All your content & data are backed up, stored securely and password protected. For content storage, Lytho uses an ISO 9001, SOC2 and ISO 27001 Certified Trusted Third Party. All traffic between clients (browser, tablet, phones) and the Lytho servers is sent over an encrypted connection (TLS). Unless with your explicit permission, Lytho employees are prohibited from viewing the content of files stored in your Lytho account and are only permitted to view file metadata (like file names and locations). However, we have a small number of employees who must be able to access all user data in exceptional cases. We have a strict policy and use access control technology that restricts employee access. Also, we use audit logs to keep track of all actions.
The Trusted Third Party and Lytho also employ significant protection against network security issues such as packet sniffing and Man In The Middle (MITM) attacks. Your data is stored and backed-up across multiple data centers, uses highly secure data centers and all access is based on a multi-factor access control. All your company data is stored and safeguarded by SSL encryption.

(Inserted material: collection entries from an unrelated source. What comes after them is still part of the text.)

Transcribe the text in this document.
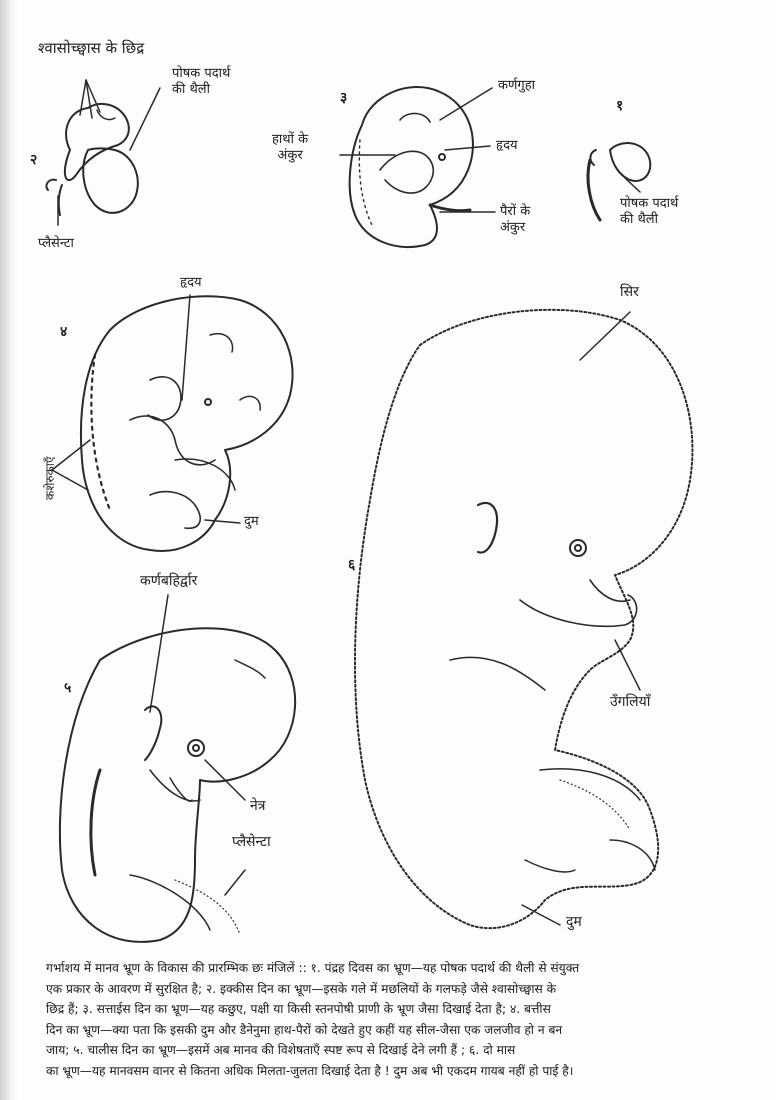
श्वासोच्छ्वास के छिद्र
२
३	१
४
५
६
पोषक पदार्थ
की थैली
प्लैसेन्टा
कर्णगुहा
हाथों के
अंकुर
हृदय
पैरों के
अंकुर
पोषक पदार्थ
की थैली
हृदय
कशेरुकाएँ
दुम
कर्णबहिर्द्वार
नेत्र
प्लैसेन्टा
सिर
उँगलियाँ
दुम

गर्भाशय में मानव भ्रूण के विकास की प्रारम्भिक छः मंजिलें :: १. पंद्रह दिवस का भ्रूण—यह पोषक पदार्थ की थैली से संयुक्त

एक प्रकार के आवरण में सुरक्षित है; २. इक्कीस दिन का भ्रूण—इसके गले में मछलियों के गलफड़े जैसे श्वासोच्छ्वास के

छिद्र हैं; ३. सत्ताईस दिन का भ्रूण—यह कछुए, पक्षी या किसी स्तनपोषी प्राणी के भ्रूण जैसा दिखाई देता है; ४. बत्तीस

दिन का भ्रूण—क्या पता कि इसकी दुम और डैनेनुमा हाथ-पैरों को देखते हुए कहीं यह सील-जैसा एक जलजीव हो न बन

जाय; ५. चालीस दिन का भ्रूण—इसमें अब मानव की विशेषताएँ स्पष्ट रूप से दिखाई देने लगी हैं ; ६. दो मास

का भ्रूण—यह मानवसम वानर से कितना अधिक मिलता-जुलता दिखाई देता है ! दुम अब भी एकदम गायब नहीं हो पाई है।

In addition to ISO 9001 and 27001 for hosting and security, we would like to go a step further. Within Lytho, it is key that processes and services are executed in a controlled manner. Security and compliance are taken very seriously. We have extensively described the following processes and are also being audited Internally and externally:
- Backup and recovery Procedure
- Information & Security Policy
- Change Management Process
These procedures are drawn up according to the guidelines of the renowned international ISAE3402 standard. ISAE3402 is an international recognized auditing standard issued by the International Auditing and Assurance Standards Board (IAASB). This standard is widely accepted, because it represents an in-depth audit of a service organization’s control objectives and activities. Lytho is in possession of the ISAE 3402: 1 certification from December 2019.